The Foo Fighters have announced that they are going on hiatus. This news came on the heals of the band releasing a new free EP, which was released when a ticking clock on the band’s website counted back to 00:00:00:00. The Foo Fighters EP called ST Cecilia came along with a note that bandleader Dave Grohl initially wrote before last week. He then amended said note to enable the band to react to the recent Paris terror attacks.
It is important to note that Grohl did this because he has been friends and occasional band mate with Eagles Of Death Metal drummer Josh Homme. He even appeared in Eagles Of Death Metal’s “I Want You So Hard” video. The Paris related forward reads:
“Now, there is a new, hopeful intention that, even in the smallest way, perhaps these songs can bring a little light into this sometimes dark world. To remind us that music is life, and that hope and healing go hand in hand with song. That much can never be taken away. To all who were affected by the atrocities in Paris, loved ones and friends, our hearts go out to you and your families. We will return and celebrate life and love with you once again someday with our music. As it should be done.”
The original note, which was written on, November 8, focuses on the evolution of the band’s Sonic Highways project, which was released in association with HBO.
He wrote about the Sonic Highways tour, saying, “We’ve always been pretty good at knowing when to call it a day. You just….know. You get that feeling that, if you’re not careful, you’ll run out of bread crumbs to find your way home and be lost in the woods forever. It hit me a few months back, crept up on me and tapped me on the shoulder as if to say ‘Hey…don’t spend it all in one place, a——.’ A sobering reminder that all good things must come to an end. Of course…we could keep going. After all, we’d made it this far, right? What’s another 20 years?”

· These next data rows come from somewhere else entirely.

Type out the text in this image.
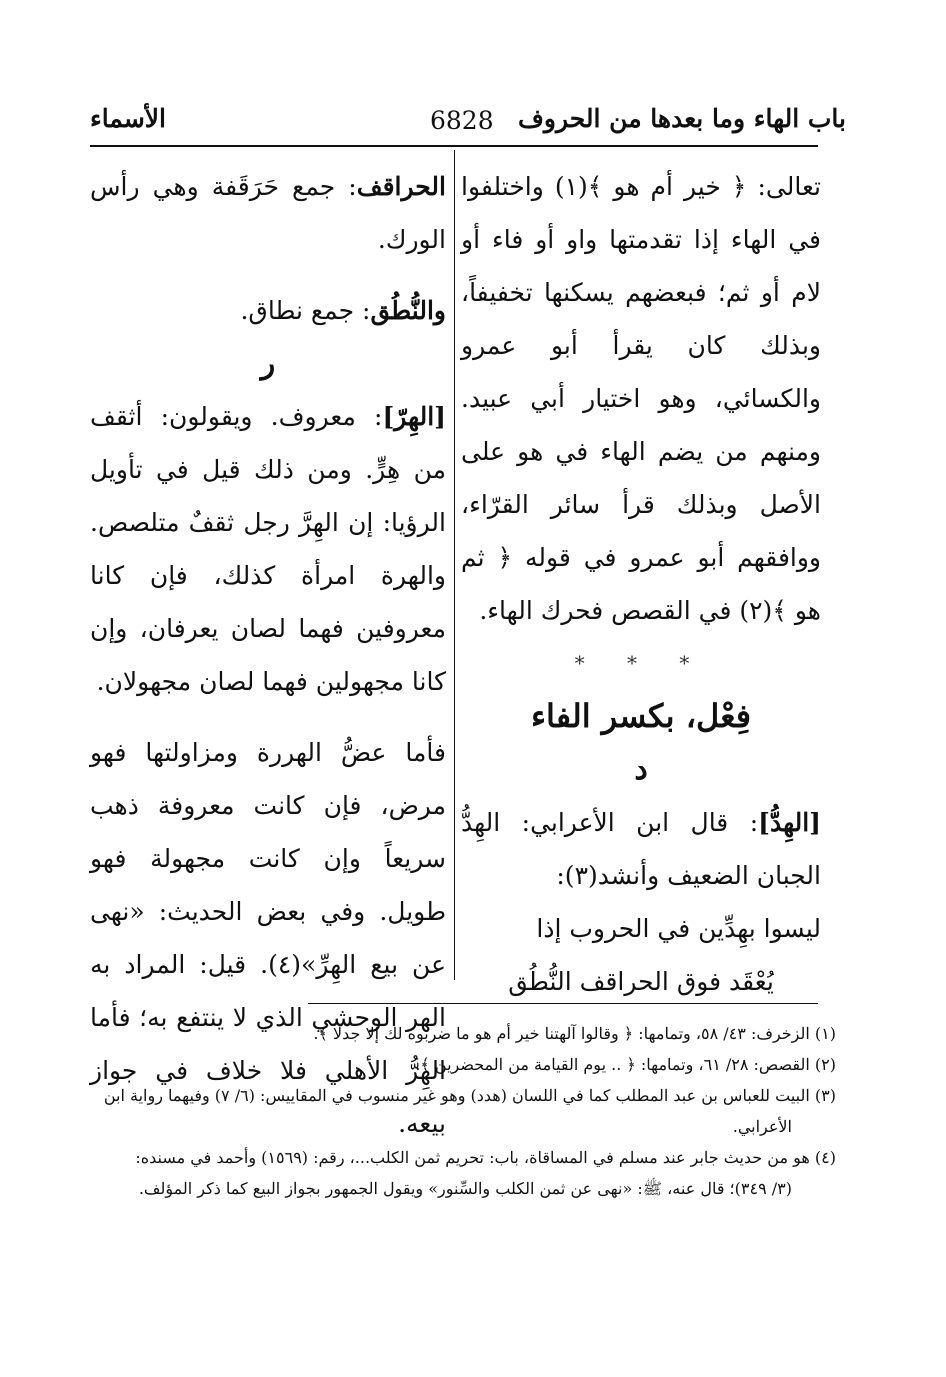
باب الهاء وما بعدها من الحروف
6828
الأسماء

تعالى: ﴿ خير أم هو ﴾(١) واختلفوا في الهاء إذا تقدمتها واو أو فاء أو لام أو ثم؛ فبعضهم يسكنها تخفيفاً، وبذلك كان يقرأ أبو عمرو والكسائي، وهو اختيار أبي عبيد. ومنهم من يضم الهاء في هو على الأصل وبذلك قرأ سائر القرّاء، ووافقهم أبو عمرو في قوله ﴿ ثم هو ﴾(٢) في القصص فحرك الهاء.

* * *

فِعْل، بكسر الفاء

د

[الهِدُّ]: قال ابن الأعرابي: الهِدُّ الجبان الضعيف وأنشد(٣):

ليسوا بهِدِّين في الحروب إذا

يُعْقَد فوق الحراقف النُّطُق

الحراقف: جمع حَرَقَفة وهي رأس الورك.

والنُّطُق: جمع نطاق.

ر

[الهِرّ]: معروف. ويقولون: أثقف من هِرٍّ. ومن ذلك قيل في تأويل الرؤيا: إن الهِرَّ رجل ثقفٌ متلصص. والهرة امرأة كذلك، فإن كانا معروفين فهما لصان يعرفان، وإن كانا مجهولين فهما لصان مجهولان.

فأما عضُّ الهررة ومزاولتها فهو مرض، فإن كانت معروفة ذهب سريعاً وإن كانت مجهولة فهو طويل. وفي بعض الحديث: «نهى عن بيع الهِرِّ»(٤). قيل: المراد به الهر الوحشي الذي لا ينتفع به؛ فأما الهِرُّ الأهلي فلا خلاف في جواز بيعه.

(١) الزخرف: ٤٣/ ٥٨، وتمامها: ﴿ وقالوا آلهتنا خير أم هو ما ضربوه لك إلا جدلا ﴾.

(٢) القصص: ٢٨/ ٦١، وتمامها: ﴿ .. يوم القيامة من المحضرين ﴾.

(٣) البيت للعباس بن عبد المطلب كما في اللسان (هدد) وهو غير منسوب في المقاييس: (٦/ ٧) وفيهما رواية ابن

الأعرابي.

(٤) هو من حديث جابر عند مسلم في المساقاة، باب: تحريم ثمن الكلب...، رقم: (١٥٦٩) وأحمد في مسنده:

(٣/ ٣٤٩)؛ قال عنه، ﷺ: «نهى عن ثمن الكلب والسِّنور» ويقول الجمهور بجواز البيع كما ذكر المؤلف.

This revelation is what lead to the newly released St. Cecilia EP we are talking about today. In spite of those reflective thoughts inspired by Sonic Highways, The Foo soon found themselves at work again. This time, instead of a legendary studio, they chose to record in the St. Cecilia Hotel, where they were staying during the Austin City Limits Festival. Collaborators for the effort include Gary Clark Jr. and the Preservation Hall Jazz Band, as well as singer/songwriter Ben Kweller, who worked with The Foo Fighters on Sonic Highways.
He had this to say about what St. Cecilia means to the band and their legacy:
“Maybe these songs are the breadcrumbs that will help us find our way back when it’s time,” Grohl wrote. “We could use a nice wander through the woods right about now. Another empty journal, another tap on the shoulder…those things are never far behind. It’s what lies ahead in those woods that excites me now…. So tonight, as I sit in my Berlin hotel room on our final tour for this album, counting down the days until we return home, I can’t help but wonder when we will see each other again. Who knows? But, with everything Foo Fighter related, it will only be when it feels right. And that’s a feeling that’s easy to feel.”
As you can see, with metaphors like “bread crumbs” and “the woods,” this must have been weighing heavy on Dave for some time. Recent history even shows that he has considered a Foo Fighters hiatus before. In September of 2012, as the Foo Fighters were wrapping the Wasting Light tour and were co-headlining the first Global Citizen’s Festival in New York City, Grohl was quoted as saying, “Without making a big deal out of it, we don’t have any shows after this… honestly, I don’t know when we’re gonna do it again.”
When it’s all said and done, maybe that is why the band chose to call this EP St. Cecilia. After all, it’s not just the name of a hotel that the Foo Fighters passed through in Austin Texas, it’s also the patroness saint of music. The Foo Fighters have been together in some form or another since 1994 . They have eight albums to their name.